Bugsy then divides his time between managing a criminal empire, sometimes with extreme brutality, and juggling domestic duties with one wife, two kids and one lover. He eventually turns his attention to the Nevada desert, where he imagines the possibility of opening a resort offering gambling, sex and luxury accommodation. But the Flamingo resort proves to be easy to envision but difficult to build, straining all of Bugsy's relationships.

That the movie is called Bugsy while the main character seethes in anger against any use of that nickname is a hint of the problems that nibble away at the film's intentions. Directed by Barry Levinson and written by James Toback, Bugsy was a long-term Warren Beatty project, who saw an intriguing subject matter in the cold blooded killer who got involved in the early business of building Las Vegas. He is a dreamer seeking love to fill the void in his soul caused by wanton violence; he is also a goofy family man, a fast talker, and a bad businessman with no sense for money. Unfortunately Levinson and Toback get lost in the puzzle of a complex man, and the film never latches onto a worthwhile arc.

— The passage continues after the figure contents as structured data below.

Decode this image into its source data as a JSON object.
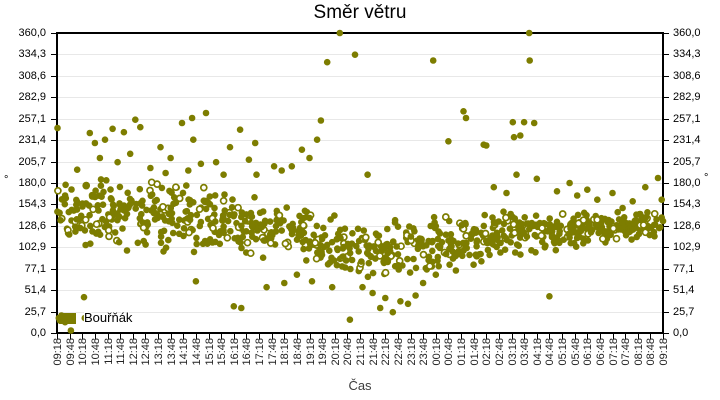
{
  "chart_data": {
    "type": "scatter",
    "title": "Směr větru",
    "xlabel": "Čas",
    "y_unit": "°",
    "ylim": [
      0,
      360
    ],
    "y_tick_count": 15,
    "y_ticks": [
      "0,0",
      "25,7",
      "51,4",
      "77,1",
      "102,9",
      "128,6",
      "154,3",
      "180,0",
      "205,7",
      "231,4",
      "257,1",
      "282,9",
      "308,6",
      "334,3",
      "360,0"
    ],
    "x_ticks": [
      "09:18",
      "09:48",
      "10:18",
      "10:48",
      "11:18",
      "11:48",
      "12:18",
      "12:48",
      "13:18",
      "13:48",
      "14:18",
      "14:48",
      "15:18",
      "15:48",
      "16:18",
      "16:48",
      "17:18",
      "17:48",
      "18:18",
      "18:48",
      "19:18",
      "19:48",
      "20:18",
      "20:48",
      "21:18",
      "21:48",
      "22:18",
      "22:48",
      "23:18",
      "23:48",
      "00:18",
      "00:48",
      "01:18",
      "01:48",
      "02:18",
      "02:48",
      "03:18",
      "03:48",
      "04:18",
      "04:48",
      "05:18",
      "05:48",
      "06:18",
      "06:48",
      "07:18",
      "07:48",
      "08:18",
      "08:48",
      "09:18"
    ],
    "x_range_hours": 24,
    "x_start": "09:18",
    "grid": "horizontal",
    "grid_color": "#e8e8e8",
    "border_color": "#000000",
    "legend_position": "bottom-left",
    "series": [
      {
        "name": "Bouřňák",
        "color": "#7d7d00",
        "marker": "circle"
      }
    ],
    "band_profile_format": [
      "hour_offset_from_09:18",
      "center_deg",
      "spread_deg",
      "count"
    ],
    "band_profile": [
      [
        0,
        140,
        45,
        34
      ],
      [
        1,
        148,
        48,
        36
      ],
      [
        2,
        145,
        48,
        36
      ],
      [
        3,
        142,
        48,
        36
      ],
      [
        4,
        140,
        46,
        36
      ],
      [
        5,
        138,
        46,
        36
      ],
      [
        6,
        134,
        42,
        34
      ],
      [
        7,
        128,
        40,
        34
      ],
      [
        8,
        122,
        38,
        34
      ],
      [
        9,
        117,
        36,
        34
      ],
      [
        10,
        112,
        38,
        34
      ],
      [
        11,
        107,
        42,
        34
      ],
      [
        12,
        100,
        46,
        34
      ],
      [
        13,
        95,
        48,
        34
      ],
      [
        14,
        104,
        44,
        34
      ],
      [
        15,
        112,
        40,
        36
      ],
      [
        16,
        116,
        36,
        36
      ],
      [
        17,
        118,
        33,
        36
      ],
      [
        18,
        120,
        30,
        38
      ],
      [
        19,
        122,
        28,
        38
      ],
      [
        20,
        124,
        24,
        40
      ],
      [
        21,
        126,
        20,
        42
      ],
      [
        22,
        128,
        18,
        44
      ],
      [
        23,
        132,
        20,
        40
      ]
    ],
    "points_format": [
      "hours_after_09:18",
      "direction_deg"
    ],
    "points": [
      [
        0.02,
        246
      ],
      [
        0.07,
        18
      ],
      [
        0.12,
        15
      ],
      [
        0.18,
        21
      ],
      [
        0.25,
        16
      ],
      [
        0.32,
        13
      ],
      [
        0.55,
        3
      ],
      [
        0.6,
        17
      ],
      [
        0.8,
        196
      ],
      [
        1.07,
        43
      ],
      [
        1.1,
        18
      ],
      [
        1.3,
        240
      ],
      [
        1.5,
        228
      ],
      [
        1.7,
        210
      ],
      [
        1.9,
        232
      ],
      [
        2.2,
        245
      ],
      [
        2.4,
        205
      ],
      [
        2.65,
        241
      ],
      [
        2.9,
        215
      ],
      [
        3.1,
        256
      ],
      [
        3.3,
        247
      ],
      [
        3.7,
        198
      ],
      [
        4.1,
        223
      ],
      [
        4.3,
        192
      ],
      [
        4.5,
        210
      ],
      [
        4.95,
        252
      ],
      [
        5.2,
        195
      ],
      [
        5.35,
        258
      ],
      [
        5.4,
        232
      ],
      [
        5.5,
        62
      ],
      [
        5.7,
        203
      ],
      [
        5.9,
        264
      ],
      [
        6.3,
        205
      ],
      [
        6.6,
        190
      ],
      [
        6.85,
        223
      ],
      [
        7.0,
        32
      ],
      [
        7.25,
        244
      ],
      [
        7.3,
        30
      ],
      [
        7.6,
        208
      ],
      [
        7.85,
        228
      ],
      [
        7.9,
        190
      ],
      [
        8.3,
        55
      ],
      [
        8.6,
        200
      ],
      [
        8.9,
        195
      ],
      [
        9.0,
        60
      ],
      [
        9.3,
        200
      ],
      [
        9.5,
        70
      ],
      [
        9.7,
        220
      ],
      [
        10.0,
        210
      ],
      [
        10.1,
        62
      ],
      [
        10.3,
        232
      ],
      [
        10.45,
        255
      ],
      [
        10.7,
        325
      ],
      [
        10.9,
        55
      ],
      [
        11.2,
        360
      ],
      [
        11.6,
        16
      ],
      [
        11.8,
        334
      ],
      [
        12.1,
        55
      ],
      [
        12.3,
        190
      ],
      [
        12.5,
        48
      ],
      [
        12.8,
        30
      ],
      [
        13.0,
        42
      ],
      [
        13.3,
        25
      ],
      [
        13.6,
        38
      ],
      [
        13.9,
        35
      ],
      [
        14.2,
        45
      ],
      [
        14.5,
        60
      ],
      [
        14.9,
        327
      ],
      [
        15.0,
        70
      ],
      [
        15.5,
        230
      ],
      [
        15.8,
        75
      ],
      [
        16.1,
        266
      ],
      [
        16.2,
        258
      ],
      [
        16.5,
        82
      ],
      [
        16.9,
        226
      ],
      [
        17.0,
        225
      ],
      [
        17.3,
        175
      ],
      [
        17.8,
        168
      ],
      [
        18.05,
        253
      ],
      [
        18.1,
        235
      ],
      [
        18.2,
        190
      ],
      [
        18.35,
        237
      ],
      [
        18.5,
        253
      ],
      [
        18.7,
        360
      ],
      [
        18.72,
        327
      ],
      [
        18.9,
        252
      ],
      [
        19.0,
        185
      ],
      [
        19.5,
        44
      ],
      [
        19.8,
        170
      ],
      [
        20.3,
        180
      ],
      [
        20.6,
        165
      ],
      [
        21.0,
        172
      ],
      [
        21.4,
        160
      ],
      [
        22.0,
        168
      ],
      [
        22.4,
        150
      ],
      [
        22.8,
        158
      ],
      [
        23.3,
        175
      ],
      [
        23.8,
        186
      ],
      [
        23.95,
        160
      ]
    ]
  }
}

Trying too hard to soften the man's edges, the film ignores Bugsy's formative years as a cold-blooded hitman. Beatty's magnetism instead shifts the focus to creating a likeable guy who falls hard for an alluring woman and then pursues an enigmatic vision. The romance elements occupy the centre of the film and take far too long, with occasional jarring interruptions for scenes demonstrating Siegel's propensity for extreme anger. In pursuit of a fiction better than fact, compared to the real story the film overplays Bugsy's role in initiating the Flamingo project.

Beatty and Bening became a real-life couple soon after the film's release, and they do share unquestionable on-screen chemistry. Harvey Keitel and Ben Kingsley are serviceable but offer little beyond typical grim gangster traits. Elliott Gould has a couple of pivotal scenes as a none-too-bright Siegel associate who evolves from dimwit to a real problem.

Ennio Morricone contributes one of his least memorable scores, the emphasis on romance undermining any attempts to build rousing music worthy of a grand criminal enterprise. The film does look magnificent, with rich colours and lavish wardrobes capturing the glamour of Los Angeles at the height of the studio era.

Bugsy is a glossy but episodic effort, often stumbling over itself as it oscillates wildly between the red mist of bloodthirsty outrage and the soft glow of cutesy romance.